Scientists on Thursday announced the discovery of fossils in China of a
new species of flying reptile called a pterosaur that lived 120
millions years ago and so closely resembled the creatures from the 2009
film that they named it after them.
It is called Ikrandraco avatar, meaning "Ikran dragon" from "Avatar."
And this pterosaur is noteworthy for more than just its resemblance to a
movie creature.
The scientists said it
appears that Ikrandraco avatar had a throat pouch similar to that of a
pelican. It probably fed on small fish from freshwater lakes, flying low
over the water and catching prey by skimming its lower jaw into the
water, they said. It may have stored the fish in the pouch, they added.
This Cretaceous Period pterosaur boasted an unusual blade-like crest on its lower jaw like the one on the movie creatures.
"The head structure is similar in this pterosaur to the Ikran in
'Avatar,'" said one of the researchers, paleontologist Xiaolin Wang of
the Institute of Vertebrate Paleontology and Paleoanthropology, Chinese
Academy of Sciences in Beijing.
"Of course, nobody and nothing can ride this pterosaur," Wang added.
Another of the researchers, paleontologist Alexander Kellner of
Brazil's National Museum at the Federal University of Rio de Janeiro,
joked: "Please, (there were) no blue hominids during the Cretaceous."
Ikrandraco avatar, whose fossils were unearthed in China's Liaoning
province, boasted a wingspan of about 8 feet (2.5 meters), Kellner said.

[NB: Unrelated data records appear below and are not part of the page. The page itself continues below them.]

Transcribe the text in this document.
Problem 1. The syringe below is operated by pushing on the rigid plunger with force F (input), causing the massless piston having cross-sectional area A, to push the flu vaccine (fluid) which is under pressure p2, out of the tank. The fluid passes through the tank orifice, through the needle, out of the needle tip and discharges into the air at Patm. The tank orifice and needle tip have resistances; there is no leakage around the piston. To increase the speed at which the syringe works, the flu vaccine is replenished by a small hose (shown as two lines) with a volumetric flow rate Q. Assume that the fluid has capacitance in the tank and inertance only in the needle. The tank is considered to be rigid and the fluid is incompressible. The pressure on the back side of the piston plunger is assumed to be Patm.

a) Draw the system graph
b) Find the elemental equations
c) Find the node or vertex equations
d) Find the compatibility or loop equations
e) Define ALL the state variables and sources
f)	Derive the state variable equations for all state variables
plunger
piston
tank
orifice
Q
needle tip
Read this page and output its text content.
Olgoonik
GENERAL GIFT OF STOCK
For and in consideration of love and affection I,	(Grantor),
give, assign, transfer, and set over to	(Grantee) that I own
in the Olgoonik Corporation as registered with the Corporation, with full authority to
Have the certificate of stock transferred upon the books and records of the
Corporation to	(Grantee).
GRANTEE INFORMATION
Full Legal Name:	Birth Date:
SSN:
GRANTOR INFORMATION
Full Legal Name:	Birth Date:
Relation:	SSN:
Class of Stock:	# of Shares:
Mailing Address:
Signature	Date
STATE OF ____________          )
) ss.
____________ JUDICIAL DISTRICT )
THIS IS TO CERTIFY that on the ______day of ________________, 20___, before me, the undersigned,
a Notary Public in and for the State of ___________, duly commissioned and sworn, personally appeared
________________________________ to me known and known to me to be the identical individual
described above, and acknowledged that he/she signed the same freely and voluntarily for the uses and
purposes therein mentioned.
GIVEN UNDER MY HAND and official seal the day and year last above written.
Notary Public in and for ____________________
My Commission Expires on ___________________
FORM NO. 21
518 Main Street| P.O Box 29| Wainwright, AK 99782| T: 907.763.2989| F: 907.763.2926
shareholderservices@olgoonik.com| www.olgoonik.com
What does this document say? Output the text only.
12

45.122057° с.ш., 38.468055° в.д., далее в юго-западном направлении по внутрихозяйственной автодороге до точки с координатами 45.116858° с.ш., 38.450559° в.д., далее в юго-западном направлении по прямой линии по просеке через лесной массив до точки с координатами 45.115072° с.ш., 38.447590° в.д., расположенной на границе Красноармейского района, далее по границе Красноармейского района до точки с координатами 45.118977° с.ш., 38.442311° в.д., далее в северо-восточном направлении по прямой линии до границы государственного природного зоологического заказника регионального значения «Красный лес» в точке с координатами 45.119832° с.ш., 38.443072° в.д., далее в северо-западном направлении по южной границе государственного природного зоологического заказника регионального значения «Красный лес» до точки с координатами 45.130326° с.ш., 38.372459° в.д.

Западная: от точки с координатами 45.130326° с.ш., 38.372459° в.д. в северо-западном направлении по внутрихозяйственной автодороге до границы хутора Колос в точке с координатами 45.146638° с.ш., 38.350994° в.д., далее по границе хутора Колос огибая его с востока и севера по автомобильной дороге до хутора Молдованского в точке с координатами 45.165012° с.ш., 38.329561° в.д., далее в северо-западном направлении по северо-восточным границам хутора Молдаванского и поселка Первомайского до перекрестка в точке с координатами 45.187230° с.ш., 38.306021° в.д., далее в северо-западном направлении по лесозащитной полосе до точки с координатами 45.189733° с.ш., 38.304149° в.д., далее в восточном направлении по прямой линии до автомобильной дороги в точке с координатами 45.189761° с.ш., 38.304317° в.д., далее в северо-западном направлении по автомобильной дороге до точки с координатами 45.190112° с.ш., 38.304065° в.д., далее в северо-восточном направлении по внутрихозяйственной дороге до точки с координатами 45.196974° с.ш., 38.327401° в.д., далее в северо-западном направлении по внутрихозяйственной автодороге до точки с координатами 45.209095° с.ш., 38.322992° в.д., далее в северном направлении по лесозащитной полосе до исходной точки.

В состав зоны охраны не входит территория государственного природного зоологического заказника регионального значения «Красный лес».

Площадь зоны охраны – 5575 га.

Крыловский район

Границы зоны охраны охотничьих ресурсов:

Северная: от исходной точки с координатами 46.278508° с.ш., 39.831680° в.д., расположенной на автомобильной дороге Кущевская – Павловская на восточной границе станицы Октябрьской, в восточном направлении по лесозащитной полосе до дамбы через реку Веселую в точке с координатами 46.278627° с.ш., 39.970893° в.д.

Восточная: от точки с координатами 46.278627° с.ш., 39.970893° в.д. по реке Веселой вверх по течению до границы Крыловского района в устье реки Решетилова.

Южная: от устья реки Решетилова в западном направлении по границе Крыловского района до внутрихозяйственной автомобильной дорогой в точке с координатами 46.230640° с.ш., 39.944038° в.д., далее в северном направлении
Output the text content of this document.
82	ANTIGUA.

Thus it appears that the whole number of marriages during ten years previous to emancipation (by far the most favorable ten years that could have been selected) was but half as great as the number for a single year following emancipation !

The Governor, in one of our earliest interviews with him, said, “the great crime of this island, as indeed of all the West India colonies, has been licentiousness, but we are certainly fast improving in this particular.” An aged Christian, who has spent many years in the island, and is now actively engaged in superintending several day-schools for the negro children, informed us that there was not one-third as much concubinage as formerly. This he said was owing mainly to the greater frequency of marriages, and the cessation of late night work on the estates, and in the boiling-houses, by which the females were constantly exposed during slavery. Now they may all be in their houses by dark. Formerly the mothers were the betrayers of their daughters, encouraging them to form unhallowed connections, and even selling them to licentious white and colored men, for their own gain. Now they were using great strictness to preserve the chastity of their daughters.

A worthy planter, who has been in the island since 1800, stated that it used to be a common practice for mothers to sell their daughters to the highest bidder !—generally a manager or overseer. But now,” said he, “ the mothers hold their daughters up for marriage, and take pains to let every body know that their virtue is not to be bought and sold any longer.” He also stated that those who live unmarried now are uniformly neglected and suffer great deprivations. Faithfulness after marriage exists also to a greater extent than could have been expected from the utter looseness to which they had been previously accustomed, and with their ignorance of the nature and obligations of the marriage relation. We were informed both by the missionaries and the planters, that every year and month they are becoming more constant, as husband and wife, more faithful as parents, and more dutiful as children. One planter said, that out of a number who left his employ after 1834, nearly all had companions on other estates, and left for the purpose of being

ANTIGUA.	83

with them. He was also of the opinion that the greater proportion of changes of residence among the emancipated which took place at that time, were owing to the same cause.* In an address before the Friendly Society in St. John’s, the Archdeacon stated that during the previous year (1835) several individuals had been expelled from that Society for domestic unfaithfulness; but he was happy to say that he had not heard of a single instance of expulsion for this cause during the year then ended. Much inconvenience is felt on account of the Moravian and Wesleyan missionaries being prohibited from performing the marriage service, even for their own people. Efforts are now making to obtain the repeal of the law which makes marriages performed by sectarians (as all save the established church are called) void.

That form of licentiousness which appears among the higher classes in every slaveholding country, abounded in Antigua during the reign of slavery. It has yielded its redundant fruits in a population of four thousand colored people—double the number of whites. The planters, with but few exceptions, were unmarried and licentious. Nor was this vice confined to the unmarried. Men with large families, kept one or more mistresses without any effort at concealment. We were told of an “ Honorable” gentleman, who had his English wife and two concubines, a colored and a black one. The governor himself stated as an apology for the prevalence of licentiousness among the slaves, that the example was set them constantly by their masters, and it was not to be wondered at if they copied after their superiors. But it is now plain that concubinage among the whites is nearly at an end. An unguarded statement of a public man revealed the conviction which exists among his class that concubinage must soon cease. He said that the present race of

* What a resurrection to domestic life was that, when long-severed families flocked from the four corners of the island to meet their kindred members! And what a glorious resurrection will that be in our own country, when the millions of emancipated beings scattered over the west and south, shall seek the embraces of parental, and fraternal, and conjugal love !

It did not have a crest on the top of its elongated head as many
pterosaurs did. Behind the lower jaw crest was a hook-like structure
that appears to have been the anchor point for the throat pouch, Kellner
said. It had relatively small teeth good for snaring small fish.
It lived in a warm region teeming with life, with feathered dinosaurs,
birds, mammals, frogs, turtles and other animals along with a variety of
trees and other plants, Wang said.
The researchers studied fossils of two specimens of Ikrandraco avatar.
Pterosaurs were Earth's first flying vertebrates, with birds and bats
making their appearances later. They thrived from about 220 million
years ago to 65 million years ago, when they were wiped out by the
asteroid that also doomed the dinosaurs.
The study was published in the journal Scientific Reports.